Une jeune professeur de chimie de son ancien lycée est retrouvée assassinée chez elle. Cette jeune femme irréprochable et bien notée se trouvait en possession de marijuana. Au cours de son enquête, Mario Conde perd quelques illusions en découvrant le côté obscur de la société cubaine, la décomposition sociale, l'arrivisme, le trafic d'influences, les fraudes, la drogue. Parallèlement, il vit une histoire d'amour et de musique qui ne devrait jamais finir, si cela était possible dans le monde des inspecteurs de police mélancoliques.

Première page :

"C'était le mercredi des Cendres et, avec la ponctualité de l'éternel, un vent aride et suffocant, comme envoyé directement du désert pour remémorer le sacrifice nécessaire du Messie, s'engouffra dans le quartier, soulevant les détritus et les angoisses. Le sable des carrières et les vieilles haines se mêlèrent aux rancœurs, aux peurs et aux déchets débordant des poubelles, les dernières feuilles mortes de l'hiver s'envolèrent avec les émanations fétides de la tannerie et les oiseaux du printemps disparurent, comme s'ils avaient pressenti un tremblement de terre. L'après-midi se flétrit sous des nuées de poussière et respirer devint un exercice conscient et douloureux.

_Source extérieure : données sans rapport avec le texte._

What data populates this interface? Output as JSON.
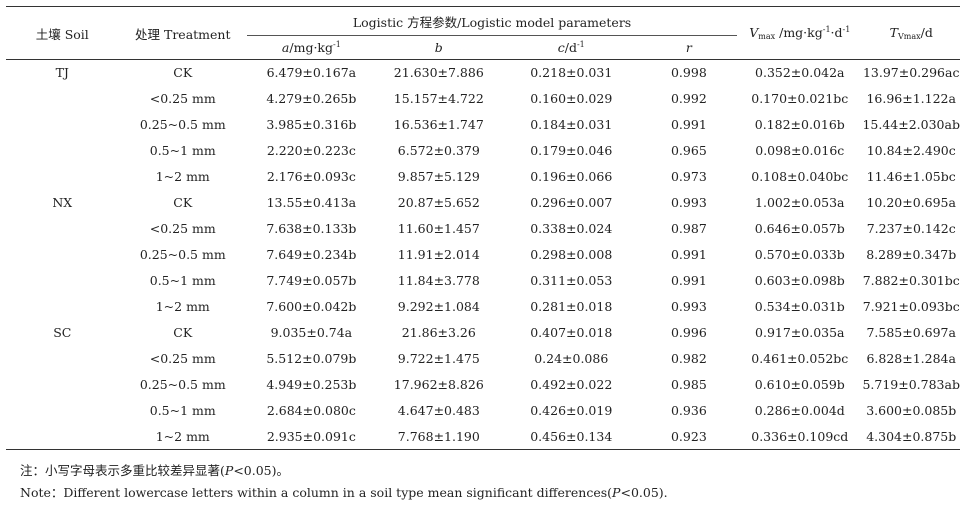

Debout sous le porche de sa maison, Mario Conde observait les effets de cet ouragan apocalyptique : rues désertes, portes fermées, arbres abattus, le quartier paraissait dévasté par une guerre efficace et cruelle. "

Ce que j'en pense :

Suite des aventures de Mario Conde. Mieux que le premier, un peu plus direct et un peu moins de mélancolie. Style agréable. Cuba est toujours aussi présent.